In Re Grinnell

170 B.R. 495 (1994)

In re David L. GRINNELL, Debtor.

Bankruptcy No. 94-10905.

United States Bankruptcy Court, D. Rhode Island.

August 1, 1994.

Peter K. Rosedale, Providence, RI, for debtor.

Matthew J. McGowan, Salter, McGowan, Swartz & Holden, Providence, RI, for R.I. Hosp. Trust Nat. Bank.

Jason D. Monzack, Chapter 7 Trustee, Kirshenbaum & Kirshenbaum, Cranston, RI.

Office of the U.S. Trustee, Sheryl Serreze, Providence, RI.

ORDER GRANTING RECONSIDERATION AND VACATING MAY 23, 1994 ORDER

ARTHUR N. VOTOLATO, Bankruptcy Judge.

Before the Court is the motion of Rhode Island Hospital Trust National Bank for reconsideration of our May 23, 1994 Order, wherein we approved a reaffirmation agreement between the Debtor and the Bank, but in a lesser amount than provided in the agreement. Upon consideration of the pleadings and the authorities relied upon therein, as well as a more careful review of the statute in question, 11 U.S.C. § 524(c), the motion for reconsideration is granted.
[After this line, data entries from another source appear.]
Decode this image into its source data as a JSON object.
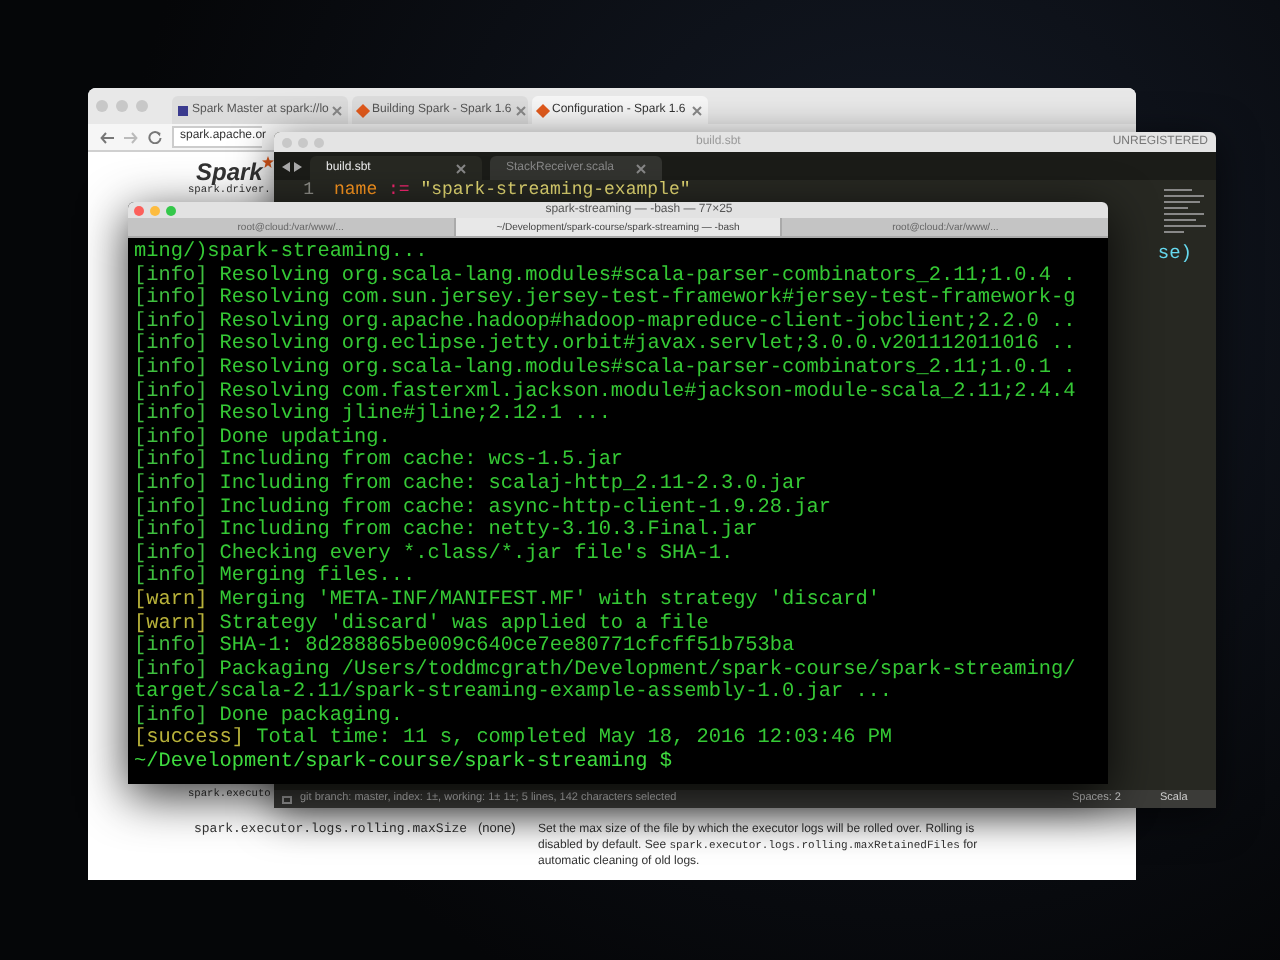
{
  "browser": {
    "tabs": [
      {
        "label": "Spark Master at spark://lo",
        "selected": false
      },
      {
        "label": "Building Spark - Spark 1.6",
        "selected": false
      },
      {
        "label": "Configuration - Spark 1.6",
        "selected": true
      }
    ],
    "url": "spark.apache.or",
    "logo_text": "Spark",
    "peek_texts": [
      "spark.driver.",
      "spark.executo"
    ],
    "config_row": {
      "name": "spark.executor.logs.rolling.maxSize",
      "default": "(none)",
      "description": [
        {
          "text": "Set the max size of the file by which the executor logs will be rolled over. Rolling is disabled by default. See ",
          "kind": "prose"
        },
        {
          "text": "spark.executor.logs.rolling.maxRetainedFiles",
          "kind": "code"
        },
        {
          "text": " for automatic cleaning of old logs.",
          "kind": "prose"
        }
      ]
    }
  },
  "editor": {
    "title": "build.sbt",
    "license": "UNREGISTERED",
    "tabs": [
      {
        "label": "build.sbt",
        "selected": true
      },
      {
        "label": "StackReceiver.scala",
        "selected": false
      }
    ],
    "lines": [
      {
        "number": "1",
        "tokens": [
          {
            "text": "name",
            "kind": "key"
          },
          {
            "text": " := ",
            "kind": "op"
          },
          {
            "text": "\"spark-streaming-example\"",
            "kind": "string"
          }
        ]
      }
    ],
    "code_fragment": "se)",
    "status_bar": {
      "left": "git branch: master, index: 1±, working: 1± 1±; 5 lines, 142 characters selected",
      "spaces": "Spaces: 2",
      "syntax": "Scala"
    }
  },
  "terminal": {
    "title": "spark-streaming — -bash — 77×25",
    "tabs": [
      {
        "label": "root@cloud:/var/www/...",
        "selected": false
      },
      {
        "label": "~/Development/spark-course/spark-streaming — -bash",
        "selected": true
      },
      {
        "label": "root@cloud:/var/www/...",
        "selected": false
      }
    ],
    "lines": [
      {
        "kind": "plain",
        "text": "ming/)spark-streaming..."
      },
      {
        "kind": "info",
        "tag": "[info]",
        "text": " Resolving org.scala-lang.modules#scala-parser-combinators_2.11;1.0.4 ."
      },
      {
        "kind": "info",
        "tag": "[info]",
        "text": " Resolving com.sun.jersey.jersey-test-framework#jersey-test-framework-g"
      },
      {
        "kind": "info",
        "tag": "[info]",
        "text": " Resolving org.apache.hadoop#hadoop-mapreduce-client-jobclient;2.2.0 .."
      },
      {
        "kind": "info",
        "tag": "[info]",
        "text": " Resolving org.eclipse.jetty.orbit#javax.servlet;3.0.0.v201112011016 .."
      },
      {
        "kind": "info",
        "tag": "[info]",
        "text": " Resolving org.scala-lang.modules#scala-parser-combinators_2.11;1.0.1 ."
      },
      {
        "kind": "info",
        "tag": "[info]",
        "text": " Resolving com.fasterxml.jackson.module#jackson-module-scala_2.11;2.4.4"
      },
      {
        "kind": "info",
        "tag": "[info]",
        "text": " Resolving jline#jline;2.12.1 ..."
      },
      {
        "kind": "info",
        "tag": "[info]",
        "text": " Done updating."
      },
      {
        "kind": "info",
        "tag": "[info]",
        "text": " Including from cache: wcs-1.5.jar"
      },
      {
        "kind": "info",
        "tag": "[info]",
        "text": " Including from cache: scalaj-http_2.11-2.3.0.jar"
      },
      {
        "kind": "info",
        "tag": "[info]",
        "text": " Including from cache: async-http-client-1.9.28.jar"
      },
      {
        "kind": "info",
        "tag": "[info]",
        "text": " Including from cache: netty-3.10.3.Final.jar"
      },
      {
        "kind": "info",
        "tag": "[info]",
        "text": " Checking every *.class/*.jar file's SHA-1."
      },
      {
        "kind": "info",
        "tag": "[info]",
        "text": " Merging files..."
      },
      {
        "kind": "warn",
        "tag": "[warn]",
        "text": " Merging 'META-INF/MANIFEST.MF' with strategy 'discard'"
      },
      {
        "kind": "warn",
        "tag": "[warn]",
        "text": " Strategy 'discard' was applied to a file"
      },
      {
        "kind": "info",
        "tag": "[info]",
        "text": " SHA-1: 8d288865be009c640ce7ee80771cfcff51b753ba"
      },
      {
        "kind": "info",
        "tag": "[info]",
        "text": " Packaging /Users/toddmcgrath/Development/spark-course/spark-streaming/"
      },
      {
        "kind": "plain",
        "text": "target/scala-2.11/spark-streaming-example-assembly-1.0.jar ..."
      },
      {
        "kind": "info",
        "tag": "[info]",
        "text": " Done packaging."
      },
      {
        "kind": "success",
        "tag": "[success]",
        "text": " Total time: 11 s, completed May 18, 2016 12:03:46 PM"
      },
      {
        "kind": "prompt",
        "text": "~/Development/spark-course/spark-streaming $"
      }
    ]
  }
}
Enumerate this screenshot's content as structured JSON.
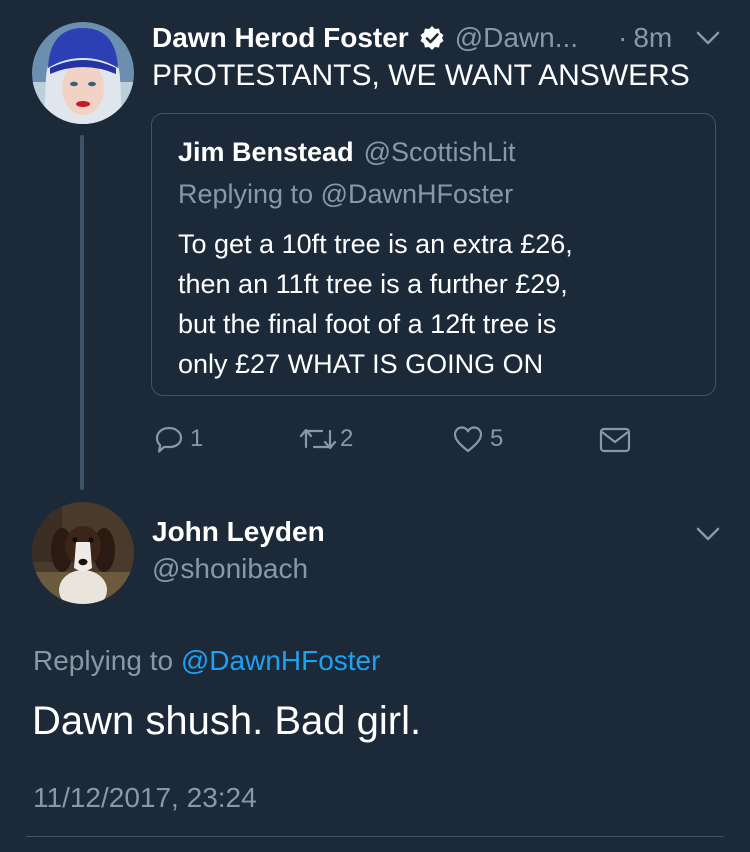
{
  "tweet": {
    "author_name": "Dawn Herod Foster",
    "author_handle": "@Dawn...",
    "time": "8m",
    "text": "PROTESTANTS, WE WANT ANSWERS",
    "avatar_icon": "user-avatar-blue-hat",
    "quote": {
      "author_name": "Jim Benstead",
      "author_handle": "@ScottishLit",
      "replying_label": "Replying to",
      "replying_handle": "@DawnHFoster",
      "lines": [
        "To get a 10ft tree is an extra £26,",
        "then an 11ft tree is a further £29,",
        "but the final foot of a 12ft tree is",
        "only £27 WHAT IS GOING ON"
      ]
    },
    "actions": {
      "reply_count": "1",
      "retweet_count": "2",
      "like_count": "5"
    }
  },
  "reply": {
    "author_name": "John Leyden",
    "author_handle": "@shonibach",
    "avatar_icon": "dog-avatar",
    "replying_label": "Replying to",
    "replying_handle": "@DawnHFoster",
    "text": "Dawn shush. Bad girl.",
    "timestamp": "11/12/2017, 23:24"
  },
  "colors": {
    "background": "#1c2938",
    "muted_text": "#8899a6",
    "link": "#1da1f2",
    "border": "#3d5466"
  }
}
Basically, we agree with the Bank's contention that the 1984 amendments relieved bankruptcy courts of the responsibility of ruling on reaffirmation agreements, and that Congress shifted the duty to debtor's counsel to determine whether the agreement "represents a fully informed and voluntary agreement by the debtor; and does not impose an undue hardship on the debtor or a dependent of the debtor." 11 U.S.C. § 524(c)(3)(A) and (B).

The relevant portions of the statute provide that:

(c) An agreement between a holder of a claim and the debtor, the consideration for which, in whole or in part, is based on a debt that is dischargeable in a case under this title is enforceable only to any extent enforceable under applicable nonbankruptcy law, whether or not discharge of such debt is waived, only if —
. . . . .
*496 (3) such agreement has been filed with the court and, if applicable, accompanied by a declaration or an affidavit of the attorney that represented the debtor during the course of negotiating an agreement under this subsection. . . .

11 U.S.C. § 524(c)(3).

Thus, all that is presently required is that the parties file the agreement with the Court. This procedure, which differs from our previous practice in that the Court formerly scrutinized every reaffirmation agreement, will be implemented forthwith.[1]

Accordingly, the Bank's motion for reconsideration is GRANTED, our Decision and Order of May 23, 1994 is VACATED, and the reaffirmation agreement between the parties is deemed FILED.

Enter Judgment consistent with this opinion.

NOTES

[1] In the case of pro se debtors, however, the Court remains obligated to rule on the merits of the agreement. See 11 U.S.C. § 524(c)(6)(A).